Projekt wzbudzał obawy ekologów i miłośników przyrody, którzy nie chcieli, by droga biegła przez Wzgórza Piastowskie.

- Nigdy nie było takiego planu, by na Wzgórzach Piastowskich budować obwodnicę południową Zielonej Góry – mówił prezydent Janusz Kubicki na etapie wytyczania przebiegu drogi. - Planowana droga znajdzie się kilka kilometrów dalej od amfiteatru i Tatrzańskiej.

Patrząc na plany, widać, że nawet Wieży Bismarcka, w Wilkanowie, nie będzie po drugiej stronie obwodnicy, ta będzie się zaczynać na rondzie koło Świdnicy. Teraz w tym miejscu jest skrzyżowanie, na którym możemy skręcić do miasta lub pojechać na Trasę Północną.

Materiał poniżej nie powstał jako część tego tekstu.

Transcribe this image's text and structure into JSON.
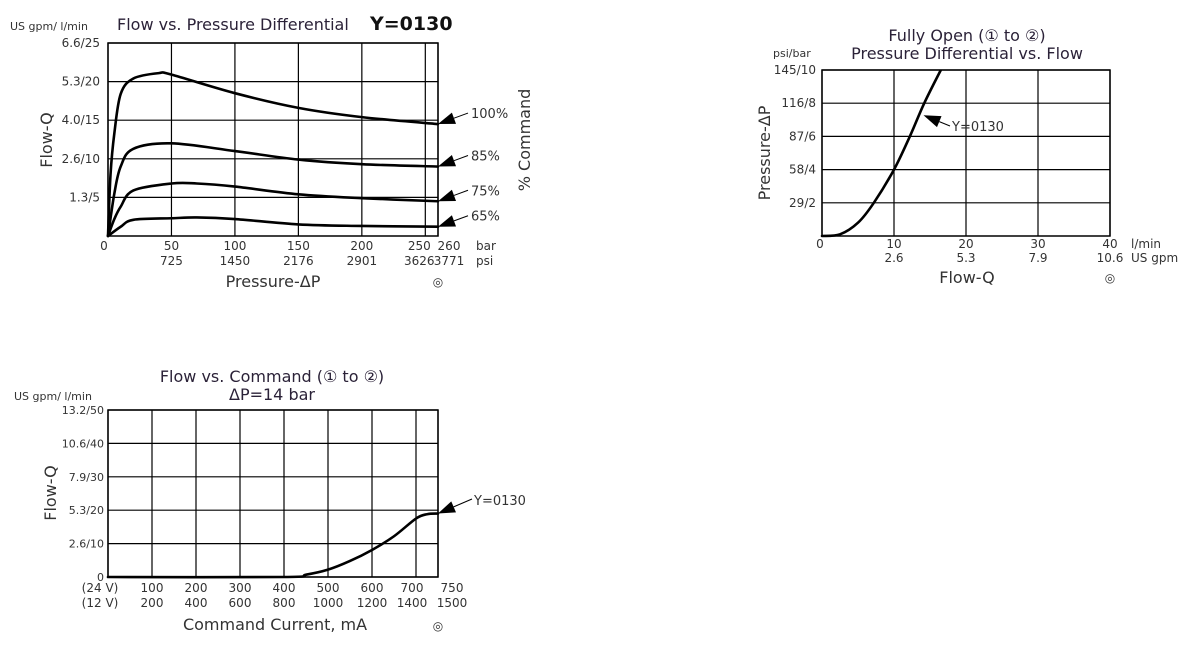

W przetargu wystartowały cztery firmy: Strabag, Budimex, Mota-Engil i Kobylarnia. Najniższa oferta opiewa na 127,2 mln zł, najwyższa – 159,9 mln zł.

Miasto miało na ten cel przeznaczone 150 mln zł, z czego 115 ml zł to unijna dotacja z Ministerstwa Rozwoju. – Tu bardzo nas wspomógł poseł PiS, Jerzy Materna, któremu bardzo dziękuję – wyjaśnia prezydent J. Kubicki.

Po otwarciu ofert trwa sprawdzanie dokumentów.